Imagine I cannot modify this function. This is always going to return “yay” no matter the input. Is there a way that I can access “nay” by looking at the function’s closure? Or maybe changing the condition from true to false, so that it evaluates to the else statement? Can this be done only using the Obj module?
The short answer is “no”: simply speaking, the closure does not contain the expression themselves but the compiled machine code of the body of the function. There is no “object” that could be retrieved corresponding to one of the branches of the condition.
Perhaps the request would be clearer if you explained what you are actually trying to achieve.
I’m trying to do a programming challenge in my university. We were given a similar function, that has a “secret message” that is only visible when evaluating the function in a separate (private/unaccessible) interpreter. However, the else branch is not accessible, because the condition always evaluates to true.
Our objective is to, somehow figure out what the message in the else branch is using the Obj library, or maybe change the condition to “false” so that it evaluates the else branch.
If the compiler is smart enough, it will reduce if true then a else b to a, and will lost b. Such an optimisation is quite trivial (far more than an efficient register allocations)
But the expression is inside of a function. Doesn’t the compiler need to evaluate the argument first so that we can recover the expression from the inside?
No inlining and constant propagation can be done inside bodies of function.
Typically, the native compiler (with or without flambda) optimizes your function to
If the actual code is less trivial, it is possible to have a condition that always evaluates to true but that the compiler cannot predict.
You can construct an artificial example like this:
let example x = if Sys.opaque_identity true then "yay" else "nay"
This will still not allow you to recover the "nay" payload without a low-level debugger though, as constant strings are never stored in closures.
However, here is a case where it may be possible:
let secret_payload = Sys.opaque_identity "nay"

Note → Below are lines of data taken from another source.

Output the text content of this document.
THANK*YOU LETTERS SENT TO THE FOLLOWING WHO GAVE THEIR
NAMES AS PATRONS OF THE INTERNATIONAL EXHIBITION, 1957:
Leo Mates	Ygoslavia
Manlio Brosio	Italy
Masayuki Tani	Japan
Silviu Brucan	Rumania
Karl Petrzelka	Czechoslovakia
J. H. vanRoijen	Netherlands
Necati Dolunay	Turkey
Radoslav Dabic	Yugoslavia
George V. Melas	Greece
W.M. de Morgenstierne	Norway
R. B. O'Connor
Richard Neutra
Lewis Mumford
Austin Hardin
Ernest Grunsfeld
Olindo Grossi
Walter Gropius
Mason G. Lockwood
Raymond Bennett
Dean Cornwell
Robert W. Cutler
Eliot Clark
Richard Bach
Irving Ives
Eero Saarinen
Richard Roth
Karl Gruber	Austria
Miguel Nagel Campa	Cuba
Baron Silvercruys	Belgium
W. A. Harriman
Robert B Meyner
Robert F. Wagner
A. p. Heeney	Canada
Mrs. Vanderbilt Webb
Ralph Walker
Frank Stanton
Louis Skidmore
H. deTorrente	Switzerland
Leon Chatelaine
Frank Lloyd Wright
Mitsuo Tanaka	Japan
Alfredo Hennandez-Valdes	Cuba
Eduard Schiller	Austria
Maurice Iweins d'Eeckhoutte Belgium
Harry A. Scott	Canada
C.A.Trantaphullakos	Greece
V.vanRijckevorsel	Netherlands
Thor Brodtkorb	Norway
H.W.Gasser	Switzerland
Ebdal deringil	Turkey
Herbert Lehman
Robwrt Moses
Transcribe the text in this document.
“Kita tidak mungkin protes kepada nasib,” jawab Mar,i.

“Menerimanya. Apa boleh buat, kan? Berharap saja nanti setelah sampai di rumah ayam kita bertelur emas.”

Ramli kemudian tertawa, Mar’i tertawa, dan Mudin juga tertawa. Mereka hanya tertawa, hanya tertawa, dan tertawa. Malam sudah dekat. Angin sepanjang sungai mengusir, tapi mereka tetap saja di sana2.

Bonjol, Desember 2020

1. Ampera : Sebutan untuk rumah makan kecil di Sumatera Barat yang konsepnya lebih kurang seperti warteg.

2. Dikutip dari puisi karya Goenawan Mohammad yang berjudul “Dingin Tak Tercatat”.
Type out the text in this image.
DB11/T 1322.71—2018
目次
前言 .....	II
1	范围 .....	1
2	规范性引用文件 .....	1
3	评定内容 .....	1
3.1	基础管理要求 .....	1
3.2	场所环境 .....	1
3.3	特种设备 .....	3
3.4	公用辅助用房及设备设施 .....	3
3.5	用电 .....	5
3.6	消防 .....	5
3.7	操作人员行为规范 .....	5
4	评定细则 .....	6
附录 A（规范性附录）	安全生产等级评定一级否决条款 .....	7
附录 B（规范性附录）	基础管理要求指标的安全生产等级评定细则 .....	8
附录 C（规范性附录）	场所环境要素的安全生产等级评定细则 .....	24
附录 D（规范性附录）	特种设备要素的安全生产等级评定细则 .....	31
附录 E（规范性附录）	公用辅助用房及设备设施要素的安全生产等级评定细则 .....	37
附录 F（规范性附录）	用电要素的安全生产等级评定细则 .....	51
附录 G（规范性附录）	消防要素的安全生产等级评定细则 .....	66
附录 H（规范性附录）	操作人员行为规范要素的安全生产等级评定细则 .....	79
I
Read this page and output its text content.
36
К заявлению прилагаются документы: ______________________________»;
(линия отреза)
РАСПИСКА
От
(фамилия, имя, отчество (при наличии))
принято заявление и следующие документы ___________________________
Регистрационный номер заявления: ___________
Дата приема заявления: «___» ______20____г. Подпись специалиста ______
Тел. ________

let example x = if Sys.opaque_identity true then "yay" else secret_payload
If the compiler hasn’t done too much optimisation, then the secret_payload variable will be part of example’s closure and can be retrieved by inspecting the closure block (by trial and error, there is no guaranteed index at which it would be stored).
My colleague @zozozo has written a library, memgraph, which should help you a bit understanding the representation of OCaml values (including closures) in memory.